In Warren Buffet’s 2011 annual letter to Berkshire Hathaway shareholders, he talked about gold as an investment. “Today the world’s gold stock is about 170,000 metric tons. If all of this gold were melded together, it would form a cube of about 68 feet per side. (Picture it fitting comfortably within a baseball infield.) At $1,750 per ounce – gold’s price as I write this – its value would be $9.6 trillion.” He goes on to point out that you could buy all the farm land in America plus ExxonMobil, the world’s most profitable company, 16 times over and still have $1 trillion dollars of “walking around money.” His main point was that fertile land and a successful company produces products that generate income while gold does not. In a hundred years, Buffett notes, the gold would still be sitting there while the productive land and company would have generated trillions of dollars of income.
At that time, my colleague and I had a conversation piece that was a physical reminder of the price of gold sitting on his desk for months—one gram of gold. A gram is 1/16th of an ounce. So that sliver, about the size of your thumbnail, cost over $100. Since Buffet’s letter was published in February 2012, gold’s price has fallen to about $1,250 per ounce while the S&P 500 rose from below 1,400 to over 2,000. That’s a drop of almost 30% and a gain of over 40% for stocks.
Given gold’s decline the past two and a half years, does it make sense to have it as a part of our portfolios? We will address this question by giving 2 shaky reasons and 2 solid reasons to own it.
Shaky Reasons to Own Now:
- “I will make easy money on the next run up in the price of gold.” Gold is still up almost 200% over the past 10 years. The price, as we have seen the past few years, can go down.

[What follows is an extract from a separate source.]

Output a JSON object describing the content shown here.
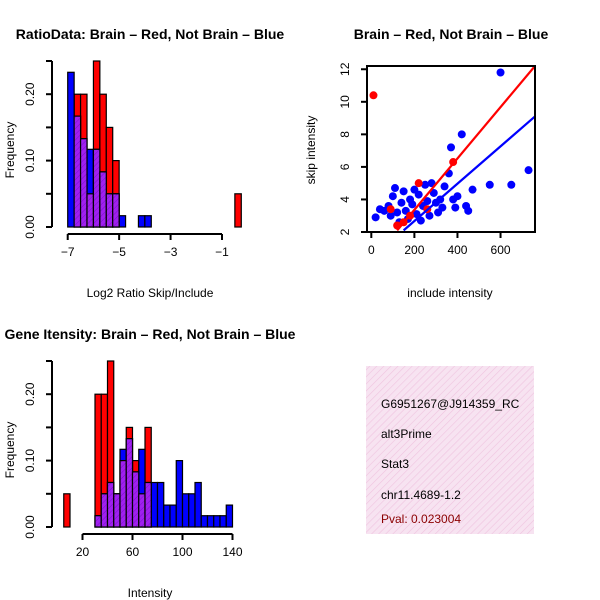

- “Owning gold is a sure hedge against falling stock market prices.” A quick check of the 2008/2009 stock market decline shows that gold prices fell during the pull back (though not as much). Since then, prices have often moved in the same direction as stock prices. How much of a hedge gold will be in the next pull back is questionable.
Solid Reasons to Own Now:
- “Just like a government central bank, I want to keep some of my reserves in gold.” Have you ever thought of gold as a currency? It can be used as a portable means to store purchasing power. Much of it’s limitations as an investment (and its suspect value) can also be said of cash, especially in a low interest rate environment. A big plus for gold, however, is that no government can simply print (create) more of it out of thin air.
- “Diversification.” Simply put, we don’t know what tomorrow holds in terms of inflation, world economics, or asset prices. Things change. The factors that allowed a financial genius like Mr. Buffet to succeed from the mid ‘60s through today are not promised to us as we move ahead. Owning some may help smooth out the ride in our portfolios over the long haul.